Rabu, 03 Oktober 2012

Jangan Salahkan Mbekk!!!




Tadi siang, waktu beli nasi di warung, saya jumpai seorang gadis sedang makan bersama seorang anak kecil. Kira-kira usianya masih belasan tahun lantaran ia mengenakan seragam SMA. Sedangkan si anak kecil usianya kira-kira 2 tahunan. Saya kurang tahu apa hubungan mereka. Tapi, kalau tidak salah dengar, anak itu memanggil "ibu" pada si gadis. 

Sembari menunggu penjual meracik menu makan siang Dingo (nasi dan ati ampela), saya diam-diam mengamati. Si anak sepertinya sedang rewel, tidak mau disuapi, dan kakinya selalu ingin bergerak menuju jalan raya. Si gadis, tanpa beranjak dari duduknya, mencengkeram lengan si anak sampai anak hendak menangis. Anak itu berusaha melepaskan diri. Keduanya saling tarik menarik (tenang saja, nggak kayak di sinetron kok.. ^^).

"Heh sini!

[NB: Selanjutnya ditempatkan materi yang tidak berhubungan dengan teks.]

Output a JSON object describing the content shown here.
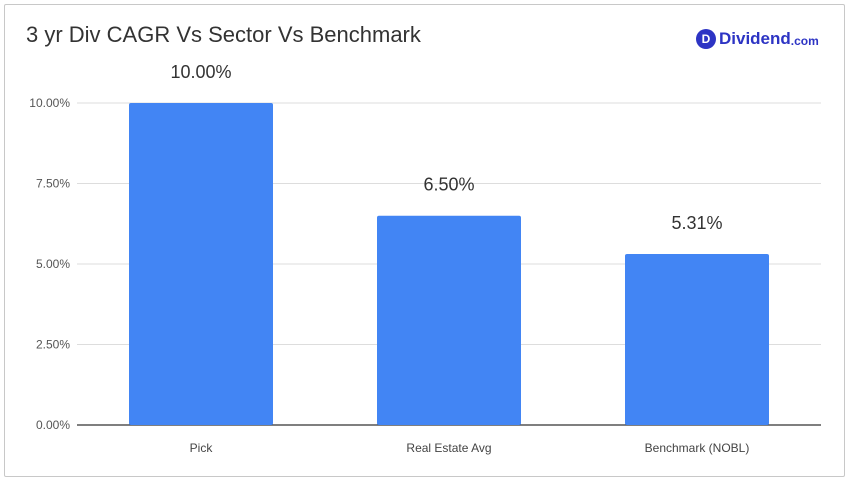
{
  "header": {
    "title": "3 yr Div CAGR Vs Sector Vs Benchmark",
    "logo": {
      "icon_letter": "D",
      "main": "Dividend",
      "suffix": ".com",
      "icon": "dividend-logo-icon"
    }
  },
  "colors": {
    "bar": "#4285f4",
    "grid": "#dddddd",
    "axis": "#333333",
    "brand": "#2d34c4"
  },
  "chart_data": {
    "type": "bar",
    "title": "3 yr Div CAGR Vs Sector Vs Benchmark",
    "categories": [
      "Pick",
      "Real Estate Avg",
      "Benchmark (NOBL)"
    ],
    "values": [
      10.0,
      6.5,
      5.31
    ],
    "data_labels": [
      "10.00%",
      "6.50%",
      "5.31%"
    ],
    "yticks": [
      "0.00%",
      "2.50%",
      "5.00%",
      "7.50%",
      "10.00%"
    ],
    "ytick_values": [
      0,
      2.5,
      5,
      7.5,
      10
    ],
    "ylim": [
      0,
      10
    ],
    "xlabel": "",
    "ylabel": "",
    "grid": true,
    "legend": "none"
  }
}
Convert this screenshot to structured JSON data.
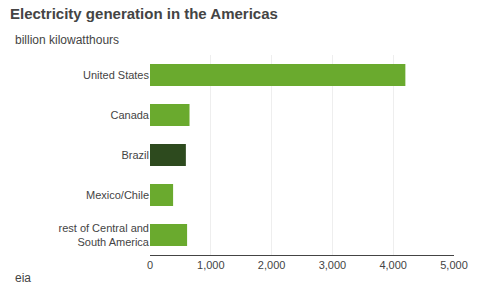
{
  "chart_data": {
    "type": "bar",
    "orientation": "horizontal",
    "title": "Electricity generation in the Americas",
    "subtitle": "billion kilowatthours",
    "categories": [
      "United States",
      "Canada",
      "Brazil",
      "Mexico/Chile",
      "rest of Central and\nSouth America"
    ],
    "values": [
      4200,
      650,
      590,
      380,
      610
    ],
    "colors": [
      "#6aaa2e",
      "#6aaa2e",
      "#2d4a1e",
      "#6aaa2e",
      "#6aaa2e"
    ],
    "xlim": [
      0,
      5000
    ],
    "xticks": [
      0,
      {
        "value": 1000,
        "label": "1,000"
      },
      {
        "value": 2000,
        "label": "2,000"
      },
      {
        "value": 3000,
        "label": "3,000"
      },
      {
        "value": 4000,
        "label": "4,000"
      },
      {
        "value": 5000,
        "label": "5,000"
      }
    ],
    "grid": true,
    "annotations": [
      "eia"
    ]
  }
}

Ada mbekk lho.. Kamu nanti dimakan mbekk lhoo..!!" Si Gadis berujar. Si anak tak peduli dan terus berusaha keras melepaskan diri. Dan saya prihatin melihatnya.

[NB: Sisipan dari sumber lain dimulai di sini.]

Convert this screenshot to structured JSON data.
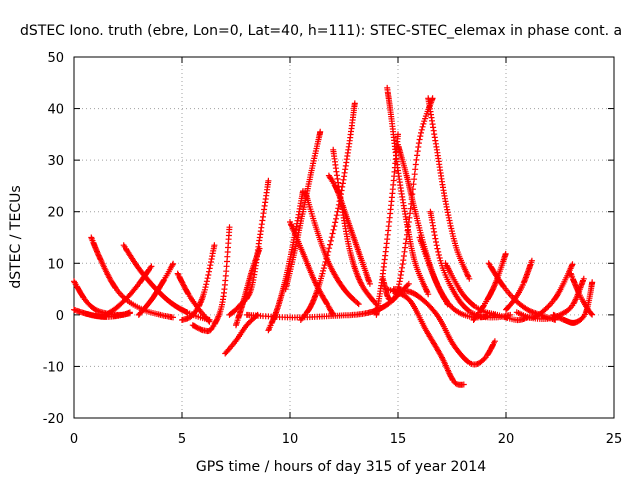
{
  "chart_data": {
    "type": "scatter",
    "title": "dSTEC Iono. truth (ebre, Lon=0, Lat=40, h=111): STEC-STEC_elemax in phase cont. a",
    "xlabel": "GPS time / hours of day 315 of year 2014",
    "ylabel": "dSTEC  / TECUs",
    "xlim": [
      0,
      25
    ],
    "ylim": [
      -20,
      50
    ],
    "xticks": [
      0,
      5,
      10,
      15,
      20,
      25
    ],
    "yticks": [
      -20,
      -10,
      0,
      10,
      20,
      30,
      40,
      50
    ],
    "xtick_labels": [
      "0",
      "5",
      "10",
      "15",
      "20",
      "25"
    ],
    "ytick_labels": [
      "-20",
      "-10",
      "0",
      "10",
      "20",
      "30",
      "40",
      "50"
    ],
    "grid": true,
    "marker": "plus",
    "color": "#ff0000",
    "series": [
      {
        "x": [
          0.0,
          0.5,
          1.0,
          1.6,
          2.2,
          2.6
        ],
        "y": [
          6.5,
          3.0,
          1.0,
          0.2,
          0.0,
          0.5
        ]
      },
      {
        "x": [
          0.0,
          0.5,
          1.0,
          1.5,
          2.0,
          2.6
        ],
        "y": [
          1.0,
          0.3,
          -0.2,
          -0.4,
          -0.2,
          0.3
        ]
      },
      {
        "x": [
          0.8,
          1.2,
          1.8,
          2.4,
          3.2,
          4.0,
          4.6
        ],
        "y": [
          15.0,
          11.0,
          6.0,
          3.0,
          1.0,
          0.0,
          -0.5
        ]
      },
      {
        "x": [
          1.5,
          2.0,
          2.5,
          3.0,
          3.6
        ],
        "y": [
          0.0,
          1.5,
          3.5,
          6.0,
          9.5
        ]
      },
      {
        "x": [
          2.3,
          3.0,
          3.8,
          4.6,
          5.5,
          6.3
        ],
        "y": [
          13.5,
          9.0,
          5.0,
          2.0,
          0.0,
          -1.0
        ]
      },
      {
        "x": [
          3.0,
          3.6,
          4.2,
          4.6
        ],
        "y": [
          0.0,
          3.0,
          7.0,
          10.0
        ]
      },
      {
        "x": [
          4.8,
          5.3,
          5.8,
          6.3
        ],
        "y": [
          8.0,
          4.0,
          1.0,
          -1.5
        ]
      },
      {
        "x": [
          5.0,
          5.5,
          6.0,
          6.5
        ],
        "y": [
          -1.0,
          0.0,
          4.0,
          13.5
        ]
      },
      {
        "x": [
          5.5,
          6.0,
          6.4,
          6.9,
          7.2
        ],
        "y": [
          -2.0,
          -3.0,
          -2.5,
          3.0,
          17.0
        ]
      },
      {
        "x": [
          7.0,
          7.5,
          8.0,
          8.5
        ],
        "y": [
          -7.5,
          -5.0,
          -2.0,
          0.0
        ]
      },
      {
        "x": [
          7.2,
          7.6,
          8.2,
          8.6,
          9.0
        ],
        "y": [
          0.0,
          1.5,
          5.0,
          15.0,
          26.0
        ]
      },
      {
        "x": [
          7.5,
          7.8,
          8.2,
          8.6
        ],
        "y": [
          -2.0,
          2.0,
          8.0,
          13.0
        ]
      },
      {
        "x": [
          9.0,
          9.4,
          9.8,
          10.2,
          10.6
        ],
        "y": [
          -3.0,
          1.0,
          7.0,
          15.0,
          24.0
        ]
      },
      {
        "x": [
          9.8,
          10.2,
          10.6,
          11.0,
          11.4
        ],
        "y": [
          5.0,
          12.0,
          20.0,
          28.0,
          35.5
        ]
      },
      {
        "x": [
          10.0,
          10.6,
          11.2,
          11.8,
          12.0
        ],
        "y": [
          18.0,
          12.0,
          6.0,
          1.5,
          0.0
        ]
      },
      {
        "x": [
          10.5,
          11.0,
          11.5,
          12.2,
          12.7,
          13.0
        ],
        "y": [
          -1.0,
          2.0,
          8.0,
          20.0,
          32.0,
          41.0
        ]
      },
      {
        "x": [
          10.7,
          11.2,
          11.8,
          12.5,
          13.2
        ],
        "y": [
          24.0,
          17.0,
          10.0,
          5.0,
          2.0
        ]
      },
      {
        "x": [
          11.8,
          12.2,
          12.7,
          13.2,
          13.7
        ],
        "y": [
          27.0,
          24.0,
          18.0,
          12.0,
          6.0
        ]
      },
      {
        "x": [
          12.0,
          12.4,
          12.8,
          13.3,
          14.0
        ],
        "y": [
          32.0,
          21.0,
          12.0,
          6.0,
          2.0
        ]
      },
      {
        "x": [
          8.0,
          10.0,
          12.0,
          13.5,
          14.5,
          15.5
        ],
        "y": [
          0.0,
          -0.5,
          -0.2,
          0.3,
          2.0,
          6.0
        ]
      },
      {
        "x": [
          14.0,
          14.3,
          14.7,
          15.0
        ],
        "y": [
          0.0,
          8.0,
          22.0,
          35.0
        ]
      },
      {
        "x": [
          14.3,
          14.6,
          15.0,
          15.5,
          16.0,
          16.6
        ],
        "y": [
          7.0,
          3.0,
          5.0,
          18.0,
          34.0,
          42.0
        ]
      },
      {
        "x": [
          14.5,
          14.7,
          15.0,
          15.4,
          15.8,
          16.4
        ],
        "y": [
          44.0,
          38.0,
          28.0,
          18.0,
          10.0,
          4.0
        ]
      },
      {
        "x": [
          15.0,
          15.4,
          15.8,
          16.3,
          16.8,
          17.3
        ],
        "y": [
          33.0,
          27.0,
          20.0,
          12.0,
          6.0,
          2.0
        ]
      },
      {
        "x": [
          16.4,
          16.8,
          17.2,
          17.7,
          18.3
        ],
        "y": [
          42.0,
          32.0,
          22.0,
          13.0,
          7.0
        ]
      },
      {
        "x": [
          16.0,
          16.6,
          17.2,
          17.8,
          18.6,
          19.5
        ],
        "y": [
          15.0,
          8.0,
          3.0,
          0.5,
          -0.5,
          0.0
        ]
      },
      {
        "x": [
          14.5,
          15.5,
          16.3,
          17.0,
          17.6,
          18.1
        ],
        "y": [
          5.0,
          3.0,
          -3.0,
          -8.0,
          -13.0,
          -13.5
        ]
      },
      {
        "x": [
          14.8,
          15.8,
          16.8,
          17.6,
          18.4,
          19.0,
          19.5
        ],
        "y": [
          5.0,
          4.0,
          0.0,
          -6.0,
          -9.5,
          -8.5,
          -5.0
        ]
      },
      {
        "x": [
          16.5,
          17.0,
          17.8,
          18.6,
          19.5,
          20.2
        ],
        "y": [
          20.0,
          10.0,
          3.0,
          0.0,
          -0.5,
          0.0
        ]
      },
      {
        "x": [
          17.2,
          18.0,
          18.8,
          19.6,
          20.5,
          21.0
        ],
        "y": [
          10.0,
          4.0,
          1.0,
          0.0,
          -1.0,
          -0.5
        ]
      },
      {
        "x": [
          18.5,
          19.0,
          19.5,
          20.0
        ],
        "y": [
          -1.0,
          2.0,
          6.0,
          12.0
        ]
      },
      {
        "x": [
          19.2,
          19.8,
          20.4,
          21.0,
          21.6,
          22.3
        ],
        "y": [
          10.0,
          6.0,
          3.0,
          1.0,
          0.0,
          -1.0
        ]
      },
      {
        "x": [
          20.0,
          20.4,
          20.8,
          21.2
        ],
        "y": [
          1.0,
          3.0,
          6.0,
          10.5
        ]
      },
      {
        "x": [
          20.5,
          21.2,
          21.8,
          22.4,
          23.1
        ],
        "y": [
          0.5,
          -0.5,
          1.0,
          4.0,
          10.0
        ]
      },
      {
        "x": [
          21.0,
          21.8,
          22.5,
          23.1,
          23.6
        ],
        "y": [
          -0.5,
          -0.8,
          0.0,
          2.0,
          7.0
        ]
      },
      {
        "x": [
          22.2,
          22.7,
          23.2,
          23.7,
          24.0
        ],
        "y": [
          0.0,
          -1.0,
          -1.5,
          0.5,
          6.5
        ]
      },
      {
        "x": [
          23.0,
          23.4,
          23.8,
          24.0
        ],
        "y": [
          8.0,
          4.0,
          1.0,
          0.0
        ]
      }
    ]
  }
}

Banyak di antara kita yang disadari/tidak sering melontarkan kalimat-kalimat semacam itu untuk menutupi 'rasa malas' kita mengikuti langkah anak-anak. Kita sering sekali bilang, "Hi, ada gendrowo di sana""Awas ada setan!""Awas ada anjing galak", untuk menakuti anak-anak agar langkah mereka urung. 

Apa sih yang salah dengan Mbekk Kambing, Gendrowo, Setan, Anjing dll? Kenapa anak-anak harus dikenalkan pada 'ketakutan' yang semu? Tidak bisakah kita menggunakan kalimat-kalimat yang baik dalam memberikan larangan.

Anak-anak usia 2-5 tahun memang melelahkan untuk diikuti. Jarang yang bisa tenang. Lari ke sana, lari ke sini. Lompat ke sana, lompat kemari. Begitulah. Harusnya orangtua senang karena pada masa itu anak-anak membutuhkan banyak latihan motorik kasar/halus. Sayang, mayoritas orangtua lebih senang kalau buah hatinya duduk tenang, belajar. Aktivitas motorik, selama itu tidak merugikan orang lain atau anak yang bersangkutan masih bisa dibilang wajar. Berkaitan dengan hal ini, orangtua sering merasa cemas bila buah hatinya tidak bisa diam, malah merasa buah hatinya bergangguan perilaku. Perlu saya tekankan, jangan mudah melabel gangguan bila Anda memang tidak paham. Konsultasikan pada psikolog anak saja daripada menerka-nerka.

Kembali pada masalah pemberian larangan atau bertutur kata pada umumnya, sebaiknya kita menggunakan kalimat larangan yang jelas dan tegas. Katakan saja, "Tidak!" atau "Tunggu sebentar, ibu mau makan!" atau kalimat-kalimat lain yang tidak bernada menakuti. Sebagai orangtua, sebaiknya kita lebih sering memantau dan ikut andil dalam aktivitas yang dilakukan anak-anak. Ajari mereka untuk 'waspada' sebagaimana mestinya tanpa mengkambinghitamkan makhluk lain. Semesta ini penuh kebaikan dan anak-anak harus tahu itu.